固形の貯蔵部は非晶性または結晶状態であってもよく、また部分的に非晶性で部分的に結晶状態であってもよい。しかし、貯蔵部のすべてまたはほぼすべてが非晶性状態であることが最も好ましい。更に、非晶性の貯蔵部はガラス形態であることがより好ましい（米国特許第5,098,893号）。最も好ましくは、貯蔵部は糖ガラスである。ガラス貯蔵部は任意のガラス転移温度を持ちうるが、保存の間は薬剤を安定させ、また皮膚内への貯蔵部の挿入後は薬剤の速やかな放出を促進するガラス転移温度を持つことが好ましい。従って、ガラス転移温度は30〜40℃以上であるが、体温付近であることが最も好ましい（例えば、限定はされないが40〜50℃）。

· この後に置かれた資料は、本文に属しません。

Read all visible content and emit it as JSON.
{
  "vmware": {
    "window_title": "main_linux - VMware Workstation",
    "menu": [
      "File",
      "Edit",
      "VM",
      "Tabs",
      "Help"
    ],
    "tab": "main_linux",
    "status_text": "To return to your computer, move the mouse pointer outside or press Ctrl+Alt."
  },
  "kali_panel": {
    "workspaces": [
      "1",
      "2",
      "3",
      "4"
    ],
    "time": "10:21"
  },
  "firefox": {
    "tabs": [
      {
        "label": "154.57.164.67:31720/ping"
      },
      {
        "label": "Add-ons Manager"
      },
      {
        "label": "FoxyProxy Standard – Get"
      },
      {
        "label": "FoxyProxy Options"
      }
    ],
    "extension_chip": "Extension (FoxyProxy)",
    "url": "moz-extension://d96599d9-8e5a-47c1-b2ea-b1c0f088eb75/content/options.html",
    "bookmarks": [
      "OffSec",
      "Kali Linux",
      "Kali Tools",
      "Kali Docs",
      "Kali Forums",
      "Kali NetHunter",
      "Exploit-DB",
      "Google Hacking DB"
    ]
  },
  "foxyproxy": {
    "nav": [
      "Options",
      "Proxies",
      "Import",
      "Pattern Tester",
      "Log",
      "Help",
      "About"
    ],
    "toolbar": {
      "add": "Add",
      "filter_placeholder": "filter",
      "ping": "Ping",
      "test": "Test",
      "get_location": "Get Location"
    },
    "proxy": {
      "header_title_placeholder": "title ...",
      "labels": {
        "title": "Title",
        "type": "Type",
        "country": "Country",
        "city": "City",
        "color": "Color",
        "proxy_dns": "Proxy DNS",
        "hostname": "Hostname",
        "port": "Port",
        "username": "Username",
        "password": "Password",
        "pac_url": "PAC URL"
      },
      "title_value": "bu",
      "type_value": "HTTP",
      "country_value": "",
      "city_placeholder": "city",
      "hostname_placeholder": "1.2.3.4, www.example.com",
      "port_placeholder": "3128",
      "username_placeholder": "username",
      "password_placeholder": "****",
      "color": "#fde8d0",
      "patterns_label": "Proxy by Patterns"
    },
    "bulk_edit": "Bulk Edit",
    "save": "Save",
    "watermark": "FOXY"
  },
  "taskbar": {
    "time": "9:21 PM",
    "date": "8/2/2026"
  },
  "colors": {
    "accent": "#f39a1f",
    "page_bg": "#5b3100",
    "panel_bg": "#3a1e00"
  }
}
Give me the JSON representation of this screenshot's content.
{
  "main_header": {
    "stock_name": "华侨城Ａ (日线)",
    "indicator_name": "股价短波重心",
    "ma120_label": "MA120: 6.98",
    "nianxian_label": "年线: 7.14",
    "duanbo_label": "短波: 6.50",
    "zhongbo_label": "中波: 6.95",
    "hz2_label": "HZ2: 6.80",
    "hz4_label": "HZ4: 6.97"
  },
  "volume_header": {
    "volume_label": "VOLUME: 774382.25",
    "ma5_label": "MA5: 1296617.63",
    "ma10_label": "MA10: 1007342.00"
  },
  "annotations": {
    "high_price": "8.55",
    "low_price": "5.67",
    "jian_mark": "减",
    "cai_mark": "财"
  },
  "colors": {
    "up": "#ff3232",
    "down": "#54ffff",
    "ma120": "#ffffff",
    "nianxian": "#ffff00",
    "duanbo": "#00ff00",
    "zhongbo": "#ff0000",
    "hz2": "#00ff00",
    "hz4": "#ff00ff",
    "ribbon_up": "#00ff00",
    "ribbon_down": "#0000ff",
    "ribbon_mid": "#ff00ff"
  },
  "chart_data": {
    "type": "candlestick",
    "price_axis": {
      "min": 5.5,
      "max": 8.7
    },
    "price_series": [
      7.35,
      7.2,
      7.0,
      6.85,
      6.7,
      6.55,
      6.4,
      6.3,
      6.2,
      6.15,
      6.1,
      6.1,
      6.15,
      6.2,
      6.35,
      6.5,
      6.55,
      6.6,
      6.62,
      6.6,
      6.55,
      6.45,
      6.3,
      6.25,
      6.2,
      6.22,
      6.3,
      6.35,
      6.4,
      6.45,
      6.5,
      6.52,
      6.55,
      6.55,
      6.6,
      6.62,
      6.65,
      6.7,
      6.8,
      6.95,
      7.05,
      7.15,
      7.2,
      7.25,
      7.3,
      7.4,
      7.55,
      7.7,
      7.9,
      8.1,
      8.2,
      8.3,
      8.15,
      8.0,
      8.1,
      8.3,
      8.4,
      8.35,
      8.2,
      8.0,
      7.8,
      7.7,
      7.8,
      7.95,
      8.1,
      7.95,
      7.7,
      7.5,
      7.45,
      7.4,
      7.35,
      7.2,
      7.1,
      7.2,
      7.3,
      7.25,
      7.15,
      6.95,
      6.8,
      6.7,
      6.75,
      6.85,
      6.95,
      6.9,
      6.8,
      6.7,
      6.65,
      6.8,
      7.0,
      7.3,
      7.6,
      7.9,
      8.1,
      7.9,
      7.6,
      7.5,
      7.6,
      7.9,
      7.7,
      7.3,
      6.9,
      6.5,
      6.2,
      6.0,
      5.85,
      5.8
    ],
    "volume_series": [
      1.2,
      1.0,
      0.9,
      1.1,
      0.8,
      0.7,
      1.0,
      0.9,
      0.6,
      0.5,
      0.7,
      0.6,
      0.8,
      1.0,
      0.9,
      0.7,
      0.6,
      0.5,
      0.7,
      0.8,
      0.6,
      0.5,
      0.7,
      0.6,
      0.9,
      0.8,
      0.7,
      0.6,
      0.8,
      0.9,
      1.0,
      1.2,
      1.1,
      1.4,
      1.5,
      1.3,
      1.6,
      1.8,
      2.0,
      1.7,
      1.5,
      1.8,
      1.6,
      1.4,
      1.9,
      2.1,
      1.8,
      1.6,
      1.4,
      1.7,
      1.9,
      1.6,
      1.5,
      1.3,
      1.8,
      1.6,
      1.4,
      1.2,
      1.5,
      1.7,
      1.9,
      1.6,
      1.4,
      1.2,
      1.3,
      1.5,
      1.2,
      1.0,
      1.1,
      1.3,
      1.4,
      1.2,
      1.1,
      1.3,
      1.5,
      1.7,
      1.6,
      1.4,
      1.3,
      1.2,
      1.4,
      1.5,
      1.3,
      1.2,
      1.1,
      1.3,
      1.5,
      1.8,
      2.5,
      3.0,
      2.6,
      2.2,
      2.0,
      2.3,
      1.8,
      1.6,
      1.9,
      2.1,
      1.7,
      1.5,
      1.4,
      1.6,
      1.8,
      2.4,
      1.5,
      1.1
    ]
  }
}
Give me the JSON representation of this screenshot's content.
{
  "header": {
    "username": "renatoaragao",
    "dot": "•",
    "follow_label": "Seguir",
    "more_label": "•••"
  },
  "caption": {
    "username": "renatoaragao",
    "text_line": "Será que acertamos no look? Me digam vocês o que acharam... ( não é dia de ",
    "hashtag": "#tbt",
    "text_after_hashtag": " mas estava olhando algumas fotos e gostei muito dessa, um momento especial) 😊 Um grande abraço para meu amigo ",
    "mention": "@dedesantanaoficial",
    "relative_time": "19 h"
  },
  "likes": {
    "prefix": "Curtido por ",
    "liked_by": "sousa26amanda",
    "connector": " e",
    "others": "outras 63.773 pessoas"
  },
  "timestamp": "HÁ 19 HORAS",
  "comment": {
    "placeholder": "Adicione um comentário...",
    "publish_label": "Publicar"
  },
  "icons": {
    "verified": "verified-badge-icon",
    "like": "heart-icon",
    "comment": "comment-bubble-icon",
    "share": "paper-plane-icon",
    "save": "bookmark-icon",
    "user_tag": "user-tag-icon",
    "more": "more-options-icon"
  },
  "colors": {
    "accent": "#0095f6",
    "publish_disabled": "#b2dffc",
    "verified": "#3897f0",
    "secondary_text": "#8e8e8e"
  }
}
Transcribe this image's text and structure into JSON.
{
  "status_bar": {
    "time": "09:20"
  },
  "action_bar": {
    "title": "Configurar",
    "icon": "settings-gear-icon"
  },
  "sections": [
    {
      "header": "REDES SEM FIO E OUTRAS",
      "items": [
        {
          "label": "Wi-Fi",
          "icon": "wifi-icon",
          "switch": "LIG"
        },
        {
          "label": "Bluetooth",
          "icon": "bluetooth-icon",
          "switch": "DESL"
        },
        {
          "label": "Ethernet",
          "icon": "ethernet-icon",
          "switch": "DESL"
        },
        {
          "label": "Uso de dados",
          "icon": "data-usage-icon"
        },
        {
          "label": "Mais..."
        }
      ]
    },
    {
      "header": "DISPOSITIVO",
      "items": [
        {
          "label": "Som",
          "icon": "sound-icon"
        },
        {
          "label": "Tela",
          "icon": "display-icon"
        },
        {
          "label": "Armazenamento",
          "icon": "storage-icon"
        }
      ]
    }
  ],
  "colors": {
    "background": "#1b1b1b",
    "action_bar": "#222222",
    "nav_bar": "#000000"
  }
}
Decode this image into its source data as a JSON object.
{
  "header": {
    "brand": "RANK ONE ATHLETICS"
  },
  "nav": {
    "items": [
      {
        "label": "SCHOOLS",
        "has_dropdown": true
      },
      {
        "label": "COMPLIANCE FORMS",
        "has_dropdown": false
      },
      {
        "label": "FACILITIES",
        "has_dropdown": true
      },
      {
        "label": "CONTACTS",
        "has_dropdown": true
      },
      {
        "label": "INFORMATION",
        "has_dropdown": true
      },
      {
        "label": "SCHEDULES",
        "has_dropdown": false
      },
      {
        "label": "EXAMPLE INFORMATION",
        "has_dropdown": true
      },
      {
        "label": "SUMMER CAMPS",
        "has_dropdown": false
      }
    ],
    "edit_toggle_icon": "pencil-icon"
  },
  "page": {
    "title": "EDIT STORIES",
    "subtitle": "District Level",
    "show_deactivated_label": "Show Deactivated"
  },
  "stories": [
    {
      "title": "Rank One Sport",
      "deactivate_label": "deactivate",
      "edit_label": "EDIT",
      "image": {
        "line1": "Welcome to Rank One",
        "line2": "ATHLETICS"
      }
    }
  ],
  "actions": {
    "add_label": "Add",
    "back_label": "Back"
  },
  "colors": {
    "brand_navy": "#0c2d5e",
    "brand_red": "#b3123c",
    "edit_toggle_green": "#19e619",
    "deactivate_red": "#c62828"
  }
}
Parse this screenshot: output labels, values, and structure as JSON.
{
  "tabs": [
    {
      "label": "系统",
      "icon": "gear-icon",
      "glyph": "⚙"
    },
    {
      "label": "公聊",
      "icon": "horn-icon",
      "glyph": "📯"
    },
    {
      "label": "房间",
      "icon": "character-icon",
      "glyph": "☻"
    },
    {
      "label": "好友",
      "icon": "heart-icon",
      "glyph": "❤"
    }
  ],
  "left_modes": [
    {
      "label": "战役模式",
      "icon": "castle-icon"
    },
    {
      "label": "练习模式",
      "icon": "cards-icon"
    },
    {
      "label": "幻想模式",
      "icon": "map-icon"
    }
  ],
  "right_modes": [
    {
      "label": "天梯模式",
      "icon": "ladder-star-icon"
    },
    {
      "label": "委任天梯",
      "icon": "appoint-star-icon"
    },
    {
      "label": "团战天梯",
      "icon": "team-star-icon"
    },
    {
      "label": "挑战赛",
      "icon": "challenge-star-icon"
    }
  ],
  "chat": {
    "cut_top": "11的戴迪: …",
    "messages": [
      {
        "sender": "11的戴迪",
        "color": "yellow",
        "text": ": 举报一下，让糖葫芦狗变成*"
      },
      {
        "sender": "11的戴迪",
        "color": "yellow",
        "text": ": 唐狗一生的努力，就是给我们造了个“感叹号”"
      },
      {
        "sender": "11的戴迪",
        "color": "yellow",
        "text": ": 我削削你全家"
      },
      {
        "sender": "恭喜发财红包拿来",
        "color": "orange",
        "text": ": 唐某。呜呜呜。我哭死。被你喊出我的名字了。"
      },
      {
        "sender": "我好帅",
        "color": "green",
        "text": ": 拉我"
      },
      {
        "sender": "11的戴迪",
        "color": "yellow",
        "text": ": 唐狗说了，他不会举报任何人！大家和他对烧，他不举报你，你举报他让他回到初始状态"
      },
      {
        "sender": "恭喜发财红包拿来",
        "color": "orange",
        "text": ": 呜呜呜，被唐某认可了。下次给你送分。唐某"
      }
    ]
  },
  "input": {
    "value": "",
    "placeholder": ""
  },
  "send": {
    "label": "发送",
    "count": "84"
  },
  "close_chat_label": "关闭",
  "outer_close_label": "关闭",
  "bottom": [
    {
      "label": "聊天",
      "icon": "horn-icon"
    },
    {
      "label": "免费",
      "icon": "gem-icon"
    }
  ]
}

特に好ましい貯蔵媒体は、貯蔵期間に渡って送達されるべき薬剤を安定させるものである。例えば、ポリオールガラスに溶解もしくは分散した、または単にポリオール中で乾燥された抗原もしくは薬剤は、長期間安定に保存される（米国特許第5,098,893号、米国特許第6,071,428号、WO 98/16205、WO 96/05809、WO 96/03978、米国特許第 4,891,319号、米国特許第5,621,094号、WO 96/33744）。このようなポリオールは、好ましい一連の貯蔵媒体を形成する。

好ましいポリオールは単糖、二糖、三糖、またはオリゴ糖およびそれらに対応する糖アルコールを含む糖質を含有する。本発明における使用に適切な糖質は、当技術分野においてよく知られており、トレハロース、スクロース、ラクトース、フルクトース、ガラクトース、グルコース、マンノース、マルチュロース、イソマルチュロースおよびラクチュロース、マルトース、またはデキストロース、ならびに、マンニトール、ラクチトールおよびマルチトールなどの前述の糖アルコールを含む。スクロース、グルコース、ラクトース、ラフィノースおよびトレハロースが好まれる。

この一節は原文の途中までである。